The brain vs. the computer
One thing about the abstract Turing machine, the computing mechanism is separate from the memory mechanism. When that becomes embodied we have the so-called von Neumann architecture with its central processor and its random access memory. The memory is location addressed. As far as we can tell, the brain is not like this. Neurons are both active computational units and memory units, something von Neumann himself realized and was puzzled by in his last book, The Computer and the Brain. Then, in the 1960s, we have various thinkers, Karl Pribram among them, adopting the (optical) hologram as a model for associative memory in the brain. Associative memories are not location addressed; they’re content addressed.
Now, if we think of an LLM as a content addressed memory system, we have a content addressed memory system being implemented on a location addressed system, the digital computer. If that computer is sufficiently large, trained on a sufficiently large corpus, and has enough parameters, then it can produce a very convincing simulacrum of human language. Now tracing back through the layers we have actual human language eventually giving rise to writing, with arithmetic as a specialized version of writing. From there we have a chain of invention which yields the digital computer, which can run an LLM and, while that LLM can “speak,’” as it were, it can’t calculate very effectively. Now, zip back to writing and Rank 2 culture. Whatever else it is, writing is a form of memory external to the brain.
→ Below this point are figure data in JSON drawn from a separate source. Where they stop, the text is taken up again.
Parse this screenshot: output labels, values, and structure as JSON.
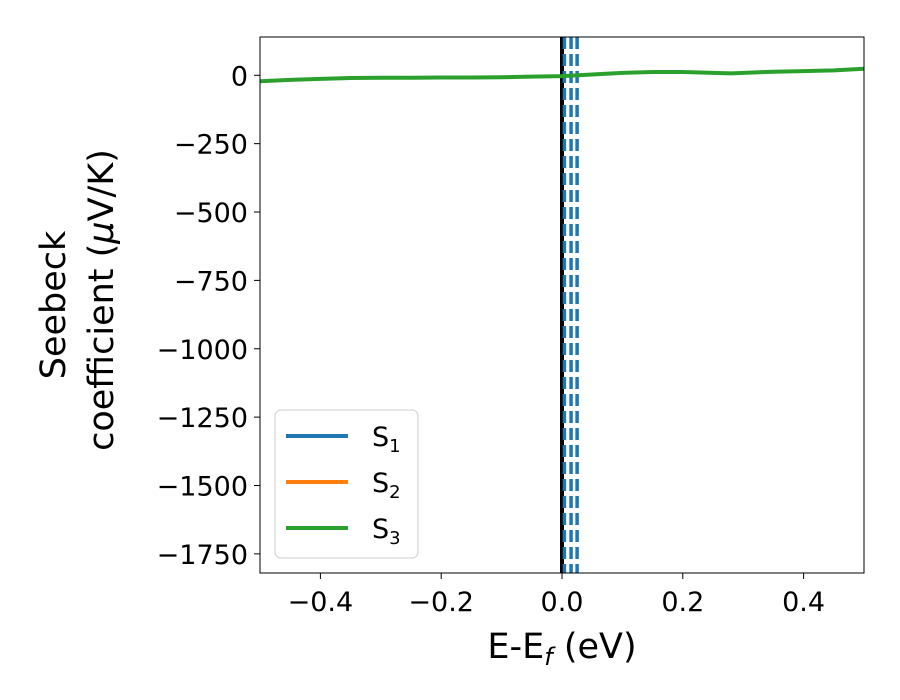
{
  "chart_data": {
    "type": "line",
    "xlabel_main": "E-E",
    "xlabel_sub": "f",
    "xlabel_unit": " (eV)",
    "ylabel_line1": "Seebeck",
    "ylabel_line2_text": "coefficient  (",
    "ylabel_line2_mu": "μ",
    "ylabel_line2_unit": "V/K)",
    "xlim": [
      -0.5,
      0.5
    ],
    "ylim": [
      -1820,
      140
    ],
    "x_ticks": [
      -0.4,
      -0.2,
      0.0,
      0.2,
      0.4
    ],
    "x_tick_labels": [
      "−0.4",
      "−0.2",
      "0.0",
      "0.2",
      "0.4"
    ],
    "y_ticks": [
      0,
      -250,
      -500,
      -750,
      -1000,
      -1250,
      -1500,
      -1750
    ],
    "y_tick_labels": [
      "0",
      "−250",
      "−500",
      "−750",
      "−1000",
      "−1250",
      "−1500",
      "−1750"
    ],
    "grid": false,
    "legend_position": "lower-left",
    "series": [
      {
        "name": "S",
        "sub": "1",
        "color": "#1f77b4",
        "x": [],
        "y": []
      },
      {
        "name": "S",
        "sub": "2",
        "color": "#ff7f0e",
        "x": [],
        "y": []
      },
      {
        "name": "S",
        "sub": "3",
        "color": "#2ca02c",
        "x": [
          -0.5,
          -0.45,
          -0.4,
          -0.35,
          -0.3,
          -0.25,
          -0.2,
          -0.15,
          -0.1,
          -0.05,
          0.0,
          0.05,
          0.1,
          0.15,
          0.2,
          0.25,
          0.28,
          0.3,
          0.35,
          0.4,
          0.45,
          0.5
        ],
        "y": [
          -22,
          -17,
          -13,
          -10,
          -9,
          -9,
          -8,
          -8,
          -7,
          -5,
          -3,
          3,
          9,
          12,
          12,
          9,
          7,
          9,
          13,
          15,
          18,
          24
        ]
      }
    ],
    "vertical_lines": [
      {
        "x": 0.0,
        "color": "#000000",
        "style": "solid"
      },
      {
        "x": 0.004,
        "color": "#1f77b4",
        "style": "dashed"
      },
      {
        "x": 0.015,
        "color": "#1f77b4",
        "style": "dashed"
      },
      {
        "x": 0.025,
        "color": "#1f77b4",
        "style": "dashed"
      }
    ]
  }
}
Arithmetic requires that external memory for any but the simplest calculations (setting aside the memorized formulas employed in virtuoso level mental arithmetic). Back to the LLM. We now have Chain of Thought processing, which makes LLMs more effective. CoT involves memory external to the LLM itself. The same with agents. So we have an artificial content addressed system extending its capabilities through a bit of external memory.
The convolution involved in this story is dizzying.